“Oh, yes, Mrs. Clymer. You do not offer your cheek to me to-day.”

He imitated perfectly Mr. Cary’s voice.

This was too much for the Brown Robin. She seemed to feel worse over this deception than over her arrest and defeat. Nick saw that she had been wounded in her conceit. Finally she said:

“Well, if I am no better than that, I deserve to fail. Lock me up.”

The Brown Robin and her servant were taken to the station house and locked up.

“Your imitation of me,” said Mr. Mountain to Chick, “was so good that when I passed behind that safe and saw you there waiting for me I was startled, though I expected to find you there. It was capitally done. I congratulate you.”

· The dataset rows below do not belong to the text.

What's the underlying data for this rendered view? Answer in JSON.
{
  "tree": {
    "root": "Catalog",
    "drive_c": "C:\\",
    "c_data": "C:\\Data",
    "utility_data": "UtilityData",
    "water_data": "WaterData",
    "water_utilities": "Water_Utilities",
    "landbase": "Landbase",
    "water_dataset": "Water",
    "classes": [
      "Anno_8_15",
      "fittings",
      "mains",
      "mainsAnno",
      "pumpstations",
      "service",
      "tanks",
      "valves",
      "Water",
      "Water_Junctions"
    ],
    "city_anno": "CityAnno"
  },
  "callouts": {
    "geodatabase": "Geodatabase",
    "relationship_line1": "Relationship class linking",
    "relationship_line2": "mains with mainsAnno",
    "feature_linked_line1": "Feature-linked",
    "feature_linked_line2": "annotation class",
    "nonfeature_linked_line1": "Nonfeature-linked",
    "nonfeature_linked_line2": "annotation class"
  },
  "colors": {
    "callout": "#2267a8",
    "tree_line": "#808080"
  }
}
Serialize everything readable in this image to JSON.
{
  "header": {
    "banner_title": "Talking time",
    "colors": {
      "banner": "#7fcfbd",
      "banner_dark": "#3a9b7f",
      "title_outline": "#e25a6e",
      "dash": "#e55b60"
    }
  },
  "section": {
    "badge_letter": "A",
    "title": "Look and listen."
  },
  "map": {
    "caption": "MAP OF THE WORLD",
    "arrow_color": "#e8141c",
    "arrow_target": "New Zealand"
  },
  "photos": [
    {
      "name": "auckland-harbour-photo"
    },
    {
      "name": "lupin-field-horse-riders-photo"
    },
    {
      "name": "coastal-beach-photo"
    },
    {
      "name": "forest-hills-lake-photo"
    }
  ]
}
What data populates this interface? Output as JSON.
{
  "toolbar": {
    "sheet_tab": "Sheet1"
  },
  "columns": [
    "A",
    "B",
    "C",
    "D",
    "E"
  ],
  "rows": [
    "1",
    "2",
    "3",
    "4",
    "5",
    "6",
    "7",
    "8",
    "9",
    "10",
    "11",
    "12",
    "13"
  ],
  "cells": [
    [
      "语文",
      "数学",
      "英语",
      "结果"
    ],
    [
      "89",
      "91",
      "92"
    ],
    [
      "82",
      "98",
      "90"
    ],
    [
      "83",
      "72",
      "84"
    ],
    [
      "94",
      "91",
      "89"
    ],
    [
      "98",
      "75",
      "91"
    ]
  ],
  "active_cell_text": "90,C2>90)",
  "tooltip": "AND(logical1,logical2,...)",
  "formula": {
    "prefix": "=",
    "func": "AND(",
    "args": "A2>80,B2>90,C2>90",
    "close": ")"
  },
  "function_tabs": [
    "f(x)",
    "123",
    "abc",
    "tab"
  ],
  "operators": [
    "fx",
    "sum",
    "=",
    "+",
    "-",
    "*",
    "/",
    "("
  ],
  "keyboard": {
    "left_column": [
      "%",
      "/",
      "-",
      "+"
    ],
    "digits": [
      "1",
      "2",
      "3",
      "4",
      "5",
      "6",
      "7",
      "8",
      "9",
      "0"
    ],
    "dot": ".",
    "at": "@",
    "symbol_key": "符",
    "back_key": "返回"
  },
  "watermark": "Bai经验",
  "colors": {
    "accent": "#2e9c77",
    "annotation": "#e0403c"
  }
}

“Congratulate the chief, Mr. Mountain. It was his play from start to finish, and he made me up.”

The compromising photographs of Mr. Cary, together with the plate, were easily recovered in the house in which they were taken.

Nick’s inquiries into the life of the Brown Robin showed that she had been engaged in a criminal career almost from the moment that she had eloped with the man Stymers from Mr. Mountain’s employ, though at one time she had been on the stage and at another time a newspaper writer.

Stymers was a bank burglar, who had led her into crime. Her criminal career had been most successful, and the first check called in it was when she met Nick Carter and his faithful band.